Today I got home from class to find two of my peppered corys had been spawning. They've been doing it ALL DAY, I got home at 2 and they're still going at it and its 8 here. The female has preferentially been laying her eggs in one corner, on the glass wall perpendicular to the heater and filter. There are other eggs scattered everywhere but that's where most of them are. 
I noticed the betta was hovering around them but since I usually just let the fish eat the eggs anyway (I'm in my senior year as a microbio major so I have NO time to be dealing with breeding fish) I wasn't too worried about it.

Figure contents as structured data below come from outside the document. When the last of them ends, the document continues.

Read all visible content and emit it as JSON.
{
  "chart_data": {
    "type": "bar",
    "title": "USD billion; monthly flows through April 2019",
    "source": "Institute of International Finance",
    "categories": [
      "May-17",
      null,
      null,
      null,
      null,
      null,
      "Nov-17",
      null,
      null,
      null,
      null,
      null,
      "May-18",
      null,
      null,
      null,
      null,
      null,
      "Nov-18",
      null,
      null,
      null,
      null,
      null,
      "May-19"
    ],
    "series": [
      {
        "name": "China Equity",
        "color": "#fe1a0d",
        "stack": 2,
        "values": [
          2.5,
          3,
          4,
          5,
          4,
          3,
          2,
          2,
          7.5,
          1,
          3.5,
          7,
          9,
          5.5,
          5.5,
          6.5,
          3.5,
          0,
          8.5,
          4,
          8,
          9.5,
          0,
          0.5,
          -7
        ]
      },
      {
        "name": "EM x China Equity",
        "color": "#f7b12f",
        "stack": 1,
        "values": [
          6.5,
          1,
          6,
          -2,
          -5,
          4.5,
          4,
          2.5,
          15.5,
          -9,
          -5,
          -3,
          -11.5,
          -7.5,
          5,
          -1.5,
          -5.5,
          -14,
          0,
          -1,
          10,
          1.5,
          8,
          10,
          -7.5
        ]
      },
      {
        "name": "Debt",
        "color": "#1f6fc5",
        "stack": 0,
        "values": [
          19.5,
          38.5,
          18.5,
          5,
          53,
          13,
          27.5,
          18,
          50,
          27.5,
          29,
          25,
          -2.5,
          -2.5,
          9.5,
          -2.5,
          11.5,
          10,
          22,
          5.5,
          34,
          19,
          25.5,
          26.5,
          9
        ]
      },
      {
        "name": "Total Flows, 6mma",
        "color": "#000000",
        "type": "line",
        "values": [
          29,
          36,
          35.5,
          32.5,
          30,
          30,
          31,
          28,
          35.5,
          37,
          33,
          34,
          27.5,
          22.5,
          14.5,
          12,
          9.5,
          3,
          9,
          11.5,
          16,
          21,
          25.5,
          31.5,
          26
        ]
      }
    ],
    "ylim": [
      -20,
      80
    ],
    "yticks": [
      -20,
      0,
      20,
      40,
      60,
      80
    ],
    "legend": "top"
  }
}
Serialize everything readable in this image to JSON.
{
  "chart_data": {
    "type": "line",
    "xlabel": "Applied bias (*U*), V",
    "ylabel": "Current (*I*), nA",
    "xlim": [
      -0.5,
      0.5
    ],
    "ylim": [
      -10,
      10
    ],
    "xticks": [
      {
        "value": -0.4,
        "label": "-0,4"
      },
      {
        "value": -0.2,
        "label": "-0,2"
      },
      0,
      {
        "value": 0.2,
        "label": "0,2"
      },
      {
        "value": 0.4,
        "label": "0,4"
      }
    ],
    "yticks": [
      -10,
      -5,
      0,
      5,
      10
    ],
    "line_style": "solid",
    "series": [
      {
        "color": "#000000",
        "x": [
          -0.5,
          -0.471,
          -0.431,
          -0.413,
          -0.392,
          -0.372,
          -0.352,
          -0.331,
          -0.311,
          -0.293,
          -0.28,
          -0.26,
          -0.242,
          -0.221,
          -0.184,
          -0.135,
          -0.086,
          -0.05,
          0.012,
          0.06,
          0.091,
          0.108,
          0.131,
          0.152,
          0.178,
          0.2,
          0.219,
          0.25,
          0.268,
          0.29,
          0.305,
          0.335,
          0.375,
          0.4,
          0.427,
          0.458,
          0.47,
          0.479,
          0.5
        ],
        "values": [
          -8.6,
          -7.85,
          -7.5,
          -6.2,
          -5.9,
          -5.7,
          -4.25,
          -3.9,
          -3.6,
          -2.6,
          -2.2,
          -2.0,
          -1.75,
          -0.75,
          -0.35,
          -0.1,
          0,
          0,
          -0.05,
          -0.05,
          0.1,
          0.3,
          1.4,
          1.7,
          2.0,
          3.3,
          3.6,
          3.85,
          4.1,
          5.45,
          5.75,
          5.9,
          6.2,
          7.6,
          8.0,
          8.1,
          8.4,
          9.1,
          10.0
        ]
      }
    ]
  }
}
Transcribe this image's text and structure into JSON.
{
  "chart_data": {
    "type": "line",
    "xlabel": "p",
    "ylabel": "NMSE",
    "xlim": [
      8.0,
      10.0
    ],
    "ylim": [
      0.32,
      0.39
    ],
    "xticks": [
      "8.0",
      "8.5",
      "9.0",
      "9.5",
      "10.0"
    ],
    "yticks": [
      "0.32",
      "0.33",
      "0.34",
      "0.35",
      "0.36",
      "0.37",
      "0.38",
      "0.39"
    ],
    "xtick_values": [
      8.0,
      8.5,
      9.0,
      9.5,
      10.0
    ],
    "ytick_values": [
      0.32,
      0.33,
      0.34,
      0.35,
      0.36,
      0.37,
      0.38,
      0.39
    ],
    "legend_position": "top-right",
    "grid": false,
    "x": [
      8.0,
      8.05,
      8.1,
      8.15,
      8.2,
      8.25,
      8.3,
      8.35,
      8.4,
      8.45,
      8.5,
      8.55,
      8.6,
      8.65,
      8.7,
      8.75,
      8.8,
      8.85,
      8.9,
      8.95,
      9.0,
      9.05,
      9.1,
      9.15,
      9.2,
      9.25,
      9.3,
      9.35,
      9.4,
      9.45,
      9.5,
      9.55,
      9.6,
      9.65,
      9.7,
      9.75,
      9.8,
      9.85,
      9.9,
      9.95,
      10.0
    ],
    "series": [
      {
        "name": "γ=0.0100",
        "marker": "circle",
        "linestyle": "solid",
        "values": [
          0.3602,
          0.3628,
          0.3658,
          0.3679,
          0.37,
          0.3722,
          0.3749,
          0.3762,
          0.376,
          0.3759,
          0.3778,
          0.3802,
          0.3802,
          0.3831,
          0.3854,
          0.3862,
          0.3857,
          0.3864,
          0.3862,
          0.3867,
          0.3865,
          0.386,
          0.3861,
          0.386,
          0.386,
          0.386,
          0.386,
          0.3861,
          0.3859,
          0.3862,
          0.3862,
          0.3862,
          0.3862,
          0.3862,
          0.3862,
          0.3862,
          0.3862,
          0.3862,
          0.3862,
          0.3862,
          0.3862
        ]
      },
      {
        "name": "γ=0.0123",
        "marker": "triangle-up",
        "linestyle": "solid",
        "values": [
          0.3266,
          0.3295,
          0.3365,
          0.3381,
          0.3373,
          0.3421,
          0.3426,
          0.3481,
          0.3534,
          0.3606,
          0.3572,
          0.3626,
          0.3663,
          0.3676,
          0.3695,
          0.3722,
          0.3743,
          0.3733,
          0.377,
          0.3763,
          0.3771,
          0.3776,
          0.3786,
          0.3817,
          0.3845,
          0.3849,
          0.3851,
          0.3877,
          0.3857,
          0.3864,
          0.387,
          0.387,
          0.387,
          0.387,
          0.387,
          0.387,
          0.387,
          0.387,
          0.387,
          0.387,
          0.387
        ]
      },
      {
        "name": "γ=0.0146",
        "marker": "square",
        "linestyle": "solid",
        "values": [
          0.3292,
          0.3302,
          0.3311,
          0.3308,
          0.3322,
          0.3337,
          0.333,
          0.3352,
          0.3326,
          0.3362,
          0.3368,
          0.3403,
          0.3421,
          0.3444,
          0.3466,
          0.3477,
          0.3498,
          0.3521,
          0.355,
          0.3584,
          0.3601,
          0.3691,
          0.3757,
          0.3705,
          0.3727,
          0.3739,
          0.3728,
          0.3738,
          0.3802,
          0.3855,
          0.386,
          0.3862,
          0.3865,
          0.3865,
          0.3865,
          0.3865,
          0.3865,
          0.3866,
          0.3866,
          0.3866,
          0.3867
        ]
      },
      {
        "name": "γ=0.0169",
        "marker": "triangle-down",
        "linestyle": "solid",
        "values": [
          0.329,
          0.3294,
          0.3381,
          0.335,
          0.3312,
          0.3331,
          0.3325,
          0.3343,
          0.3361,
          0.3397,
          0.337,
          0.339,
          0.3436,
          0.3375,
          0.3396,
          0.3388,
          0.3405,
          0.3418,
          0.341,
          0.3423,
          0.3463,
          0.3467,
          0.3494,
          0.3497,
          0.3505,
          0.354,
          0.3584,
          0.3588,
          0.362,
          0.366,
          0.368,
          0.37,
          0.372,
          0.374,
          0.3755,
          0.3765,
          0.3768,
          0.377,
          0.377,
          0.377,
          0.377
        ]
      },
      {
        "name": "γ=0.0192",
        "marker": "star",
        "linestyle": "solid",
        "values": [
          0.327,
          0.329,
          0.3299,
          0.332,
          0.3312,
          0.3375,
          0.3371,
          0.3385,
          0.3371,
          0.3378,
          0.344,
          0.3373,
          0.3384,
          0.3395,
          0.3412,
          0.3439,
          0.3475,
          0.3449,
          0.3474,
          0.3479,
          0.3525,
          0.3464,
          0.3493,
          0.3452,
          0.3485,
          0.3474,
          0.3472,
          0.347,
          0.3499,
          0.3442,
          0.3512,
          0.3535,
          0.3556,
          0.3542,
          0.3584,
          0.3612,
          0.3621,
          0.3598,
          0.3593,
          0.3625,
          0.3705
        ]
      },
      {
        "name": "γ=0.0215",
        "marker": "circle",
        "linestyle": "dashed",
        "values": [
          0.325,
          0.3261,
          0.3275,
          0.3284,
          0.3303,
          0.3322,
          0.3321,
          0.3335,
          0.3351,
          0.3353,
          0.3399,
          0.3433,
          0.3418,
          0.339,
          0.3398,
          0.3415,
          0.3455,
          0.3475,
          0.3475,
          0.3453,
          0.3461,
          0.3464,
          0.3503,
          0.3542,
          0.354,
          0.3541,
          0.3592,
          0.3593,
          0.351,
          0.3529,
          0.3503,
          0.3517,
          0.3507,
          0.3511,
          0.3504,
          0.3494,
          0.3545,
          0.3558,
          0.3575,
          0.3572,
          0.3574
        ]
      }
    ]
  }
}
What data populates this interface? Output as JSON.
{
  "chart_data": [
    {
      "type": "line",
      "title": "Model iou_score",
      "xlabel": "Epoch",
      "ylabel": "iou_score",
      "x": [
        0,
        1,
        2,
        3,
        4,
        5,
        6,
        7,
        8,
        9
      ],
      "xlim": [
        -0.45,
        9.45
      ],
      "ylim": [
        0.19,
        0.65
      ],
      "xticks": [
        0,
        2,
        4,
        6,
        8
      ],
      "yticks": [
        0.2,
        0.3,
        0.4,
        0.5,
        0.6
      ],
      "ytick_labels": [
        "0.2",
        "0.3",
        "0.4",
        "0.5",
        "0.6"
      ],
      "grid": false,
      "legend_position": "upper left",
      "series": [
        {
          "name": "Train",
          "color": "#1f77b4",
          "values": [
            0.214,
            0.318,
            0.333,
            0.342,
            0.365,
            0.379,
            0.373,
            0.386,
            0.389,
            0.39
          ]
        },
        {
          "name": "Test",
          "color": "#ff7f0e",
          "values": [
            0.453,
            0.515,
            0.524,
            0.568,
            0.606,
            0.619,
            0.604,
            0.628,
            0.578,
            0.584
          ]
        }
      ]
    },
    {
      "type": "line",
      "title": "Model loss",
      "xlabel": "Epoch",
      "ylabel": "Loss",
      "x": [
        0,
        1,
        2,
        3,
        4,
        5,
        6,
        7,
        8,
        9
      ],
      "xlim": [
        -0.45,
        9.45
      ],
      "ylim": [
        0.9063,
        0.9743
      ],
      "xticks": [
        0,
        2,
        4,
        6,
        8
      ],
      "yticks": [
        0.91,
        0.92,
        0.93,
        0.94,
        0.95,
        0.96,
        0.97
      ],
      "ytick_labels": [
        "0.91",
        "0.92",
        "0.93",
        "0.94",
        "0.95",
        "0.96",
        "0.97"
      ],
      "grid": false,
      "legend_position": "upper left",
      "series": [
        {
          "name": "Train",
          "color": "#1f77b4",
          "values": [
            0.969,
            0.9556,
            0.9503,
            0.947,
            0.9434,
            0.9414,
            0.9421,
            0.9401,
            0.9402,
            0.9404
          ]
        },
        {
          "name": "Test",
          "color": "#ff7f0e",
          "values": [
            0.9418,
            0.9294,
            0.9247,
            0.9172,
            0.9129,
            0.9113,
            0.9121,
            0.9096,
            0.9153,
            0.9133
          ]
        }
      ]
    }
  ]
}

A little bit ago I went to watch the corys mate and lay the eggs, and I noticed the betta was still in the corner, but all of the eggs (in fact, a lot more eggs) were still there. He alternates between staring at them and resting the side of his body against them, and he chases off the rasboras if they get too close, but he lets the corys swim in the corner all they want. I swear he's protecting them! 
Needless to say I've since been watching him more than the corys mating because he's acting so funny! Is this common?? It seems crazy to me that a fish could display altruism for fish of another species! :lol:


----------



## fawx (Aug 21, 2013)

That's crazy!


----------



## bettacrazygirl86 (Jan 21, 2013)

I think that's adorable!


----------



## TheTrojanBetta (Jul 4, 2013)

That's very sweet! I wouldn't be surprised, there have been some very odd/interesting interspecies friendships between animals before. That's super cute though, I'd love to see it!


----------



## Monstaar (Aug 28, 2013)

Pleaaase post pictures! Sounds so adorable!


----------



## StarlaThornhill (Feb 15, 2013)

Here's an update:
Most of the eggs have either been eaten or hatched (probably eaten /: ) Some look like maybe they've hatched? Its hard to tell because they are in the back, and the way my tank is set up its hard to look at the back wall. It does look like there are some hollow shells or something, but I cant find any fry so who knows.
There is one little patch of eggs that is still developing right at the front, and when I turn my flashlight on to it I can see the fry inside spin around! Let me tell you, that is weird. The betta still patrols the back wall where there are still some eggs.
I got a picture when there were still eggs everywhere, its kind of hard to see the betta because he blends into the plants behind him, he just spent all his time hanging out in that corner and chasing off my rasboras!
I hope the eggs that are still viable end up surviving!

Picture here:
http://i820.photobucket.com/albums/zz125/vintageflow/20130829_185807.jpg


----------



## StarlaThornhill (Feb 15, 2013)

The eggs hatched!!:shock:
I know the fry would be wayy too tiny to see now, approximately how long until they are big enough to see? I'm hoping they survive!! :blueyay:


----------